Health Care (Transaction) Costs

by Elaine Schwartz    •    Aug 22, 2011    •    960 Views

One of the first parts of the new health care plan to be implemented, the Pre-Existing Condition Insurance Plan (PCIP) surprised its administrators. 

North Carolina was ready for a “stampede” but initially only 674 people joined. Nationally, 375,000 people were expected but by April 30, the total was 21,454.

According to this Washington Post blog, logistics might be one problem. To increase enrollees in another federal/state implemented program, the Children’s Health Insurance Program (CHIP), certain states reduced red tape. The key was to eliminate personal interviews, implement a mail-in renewal form, and even partially fill in forms that were sent.

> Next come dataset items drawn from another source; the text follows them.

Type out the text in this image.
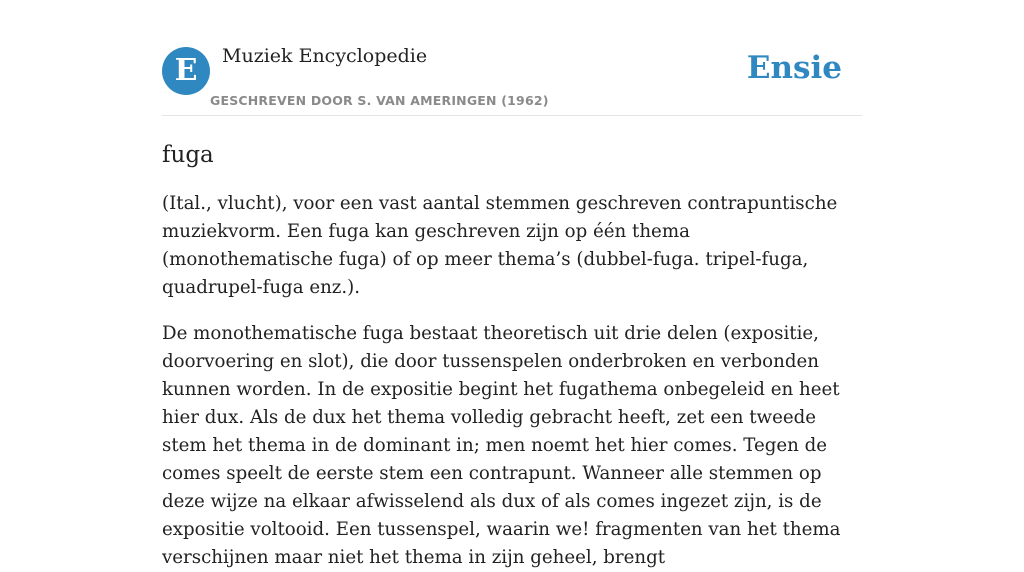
E	Muziek Encyclopedie
GESCHREVEN DOOR S. VAN AMERINGEN (1962)
Ensie
fuga

(Ital., vlucht), voor een vast aantal stemmen geschreven contrapuntische muziekvorm. Een fuga kan geschreven zijn op één thema (monothematische fuga) of op meer thema’s (dubbel-fuga. tripel-fuga, quadrupel-fuga enz.).

De monothematische fuga bestaat theoretisch uit drie delen (expositie, doorvoering en slot), die door tussenspelen onderbroken en verbonden kunnen worden. In de expositie begint het fugathema onbegeleid en heet hier dux. Als de dux het thema volledig gebracht heeft, zet een tweede stem het thema in de dominant in; men noemt het hier comes. Tegen de comes speelt de eerste stem een contrapunt. Wanneer alle stemmen op deze wijze na elkaar afwisselend als dux of als comes ingezet zijn, is de expositie voltooid. Een tussenspel, waarin we! fragmenten van het thema verschijnen maar niet het thema in zijn geheel, brengt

That takes us to the entire health care program. How will federal and state officials enroll more than 30 million people?

The Economic Lesson

Red tape represents a transaction cost. Defined economically, cost means sacrifice. Standing in line, filling out forms, listening to voice mail instructions, we are sacrificing what we otherwise might have been doing. Sometimes, the transaction costs of signing up for a health care insurance program are so daunting that they outweigh the long term benefit.

With lines reflecting the dysfunction of the former Soviet Union, the huge transaction costs helped to speed its demise.

An Economic Question: Which transaction costs did you experience today?